Bedside Manners Are Extra (1973) is probably the band’s best LP, but it’s not on offer this time round, so let’s move on to 1974’s Spyglass Guest, with its weird dark cover that loudly declares NOT PROGROCK at any prospective buyer. I still have no idea why there is a tiny black panther in front of a gong in close-up or what it is meant to symbolise or be. Maybe I should regard 30 years of bewilderment as a success for the designer? Maybe not.

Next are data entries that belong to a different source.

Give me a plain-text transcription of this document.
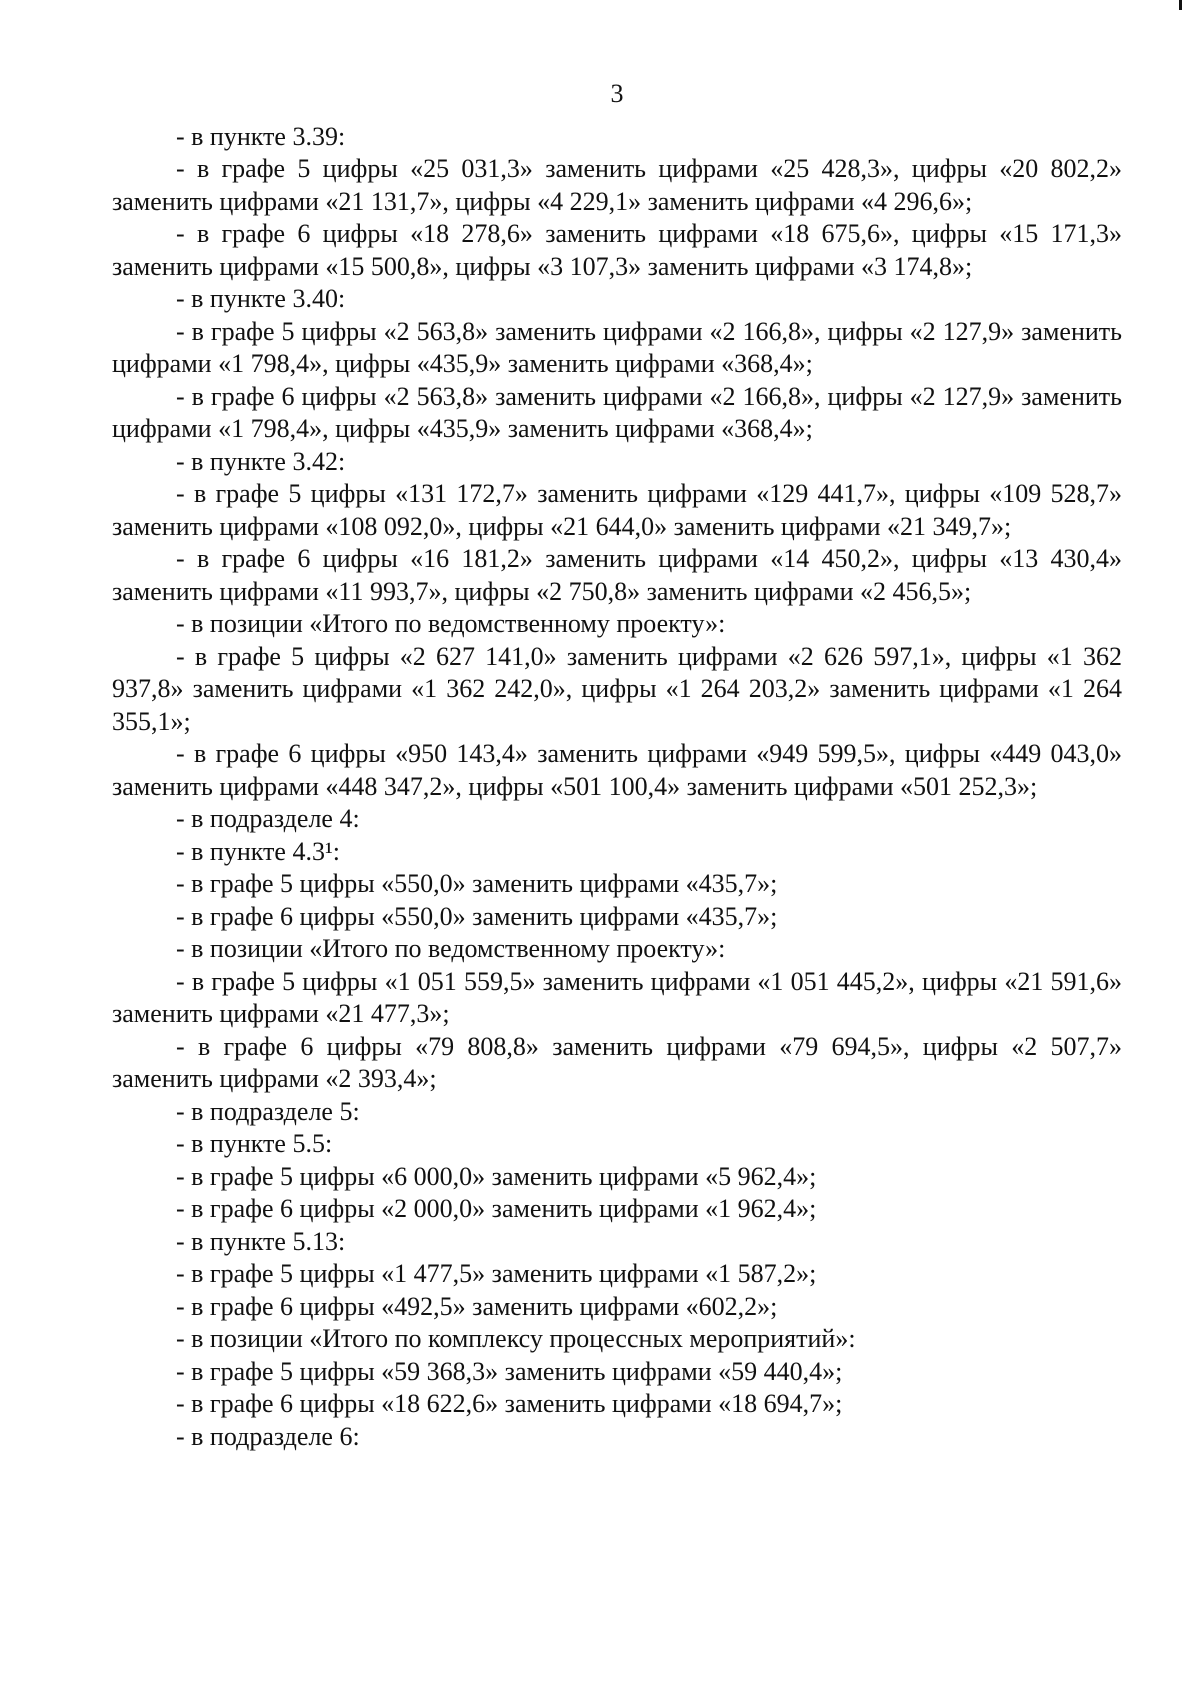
3

- в пункте 3.39:

- в графе 5 цифры «25 031,3» заменить цифрами «25 428,3», цифры «20 802,2» заменить цифрами «21 131,7», цифры «4 229,1» заменить цифрами «4 296,6»;

- в графе 6 цифры «18 278,6» заменить цифрами «18 675,6», цифры «15 171,3» заменить цифрами «15 500,8», цифры «3 107,3» заменить цифрами «3 174,8»;

- в пункте 3.40:

- в графе 5 цифры «2 563,8» заменить цифрами «2 166,8», цифры «2 127,9» заменить цифрами «1 798,4», цифры «435,9» заменить цифрами «368,4»;

- в графе 6 цифры «2 563,8» заменить цифрами «2 166,8», цифры «2 127,9» заменить цифрами «1 798,4», цифры «435,9» заменить цифрами «368,4»;

- в пункте 3.42:

- в графе 5 цифры «131 172,7» заменить цифрами «129 441,7», цифры «109 528,7» заменить цифрами «108 092,0», цифры «21 644,0» заменить цифрами «21 349,7»;

- в графе 6 цифры «16 181,2» заменить цифрами «14 450,2», цифры «13 430,4» заменить цифрами «11 993,7», цифры «2 750,8» заменить цифрами «2 456,5»;

- в позиции «Итого по ведомственному проекту»:

- в графе 5 цифры «2 627 141,0» заменить цифрами «2 626 597,1», цифры «1 362 937,8» заменить цифрами «1 362 242,0», цифры «1 264 203,2» заменить цифрами «1 264 355,1»;

- в графе 6 цифры «950 143,4» заменить цифрами «949 599,5», цифры «449 043,0» заменить цифрами «448 347,2», цифры «501 100,4» заменить цифрами «501 252,3»;

- в подразделе 4:

- в пункте 4.3¹:

- в графе 5 цифры «550,0» заменить цифрами «435,7»;

- в графе 6 цифры «550,0» заменить цифрами «435,7»;

- в позиции «Итого по ведомственному проекту»:

- в графе 5 цифры «1 051 559,5» заменить цифрами «1 051 445,2», цифры «21 591,6» заменить цифрами «21 477,3»;

- в графе 6 цифры «79 808,8» заменить цифрами «79 694,5», цифры «2 507,7» заменить цифрами «2 393,4»;

- в подразделе 5:

- в пункте 5.5:

- в графе 5 цифры «6 000,0» заменить цифрами «5 962,4»;

- в графе 6 цифры «2 000,0» заменить цифрами «1 962,4»;

- в пункте 5.13:

- в графе 5 цифры «1 477,5» заменить цифрами «1 587,2»;

- в графе 6 цифры «492,5» заменить цифрами «602,2»;

- в позиции «Итого по комплексу процессных мероприятий»:

- в графе 5 цифры «59 368,3» заменить цифрами «59 440,4»;

- в графе 6 цифры «18 622,6» заменить цифрами «18 694,7»;

- в подразделе 6:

Relistening to this album, it’s clear that the band are starting to fall apart. Everybody is writing songs by themselves or with non-band members, and the album lacks coherence. There’s the dreadful ‘Siam Seesaw’, another Asian outing that, well, seesaws gently up and down, and the excruciating ‘Rainbow’ with its list of colours and sixth form poetry about falling leaves and lost love. ‘Little Red Fry Up’ is a nauseating story about a farmer and a chicken, and there’s lots of hippyshit nonsense in ‘Joie de Vivre’ (that’s French you know):

Earth still clings while man grows wings
Seeks his fate where new gods wait
Follow many
Follow none

Fleetwing dives claim sea spun lives
We are Many
We are one
We are one

The music is just as insipid and uninspired (did I mention the cover of Jack Bruce’s ‘Theme for an Imaginary Western’?), only really coming to life for the patriarchal sneering of ‘Red Light’, a progrock version of The Police’s ‘Roxanne’. It might have reflected ‘normal’ attitudes at the time, but the lyrics haven’t stood the test of time well:

You’ve been a really bad girl babe the way that you’ve been putting it about
You’ve been a really naughty little girl but I can’t bring myself to put you out
I’ve seen the teeth marks and the capital gains
Who gives a damn here’s my share, take my heart and keep the change

What a generous chap, eh? But maybe she doesn’t want his heart? Anyway… The second disc again contains live BBC recordings, seven taken from the album and they are even less convincing live than in the studio. Luckily, there’s a knockout version of ‘Bedside Manners Are Extra’ here too, but I have to be honest and say that it’s clear from this third LP and some of the live tracks why Greenslade never made it to the musical first division, even before punk came along to shake things up. Still, as a musical footnote rather than neglected geniuses, Greenslade’s original albums are well worth a listen to. But if I was you, I’d avoid Spyglass Guest.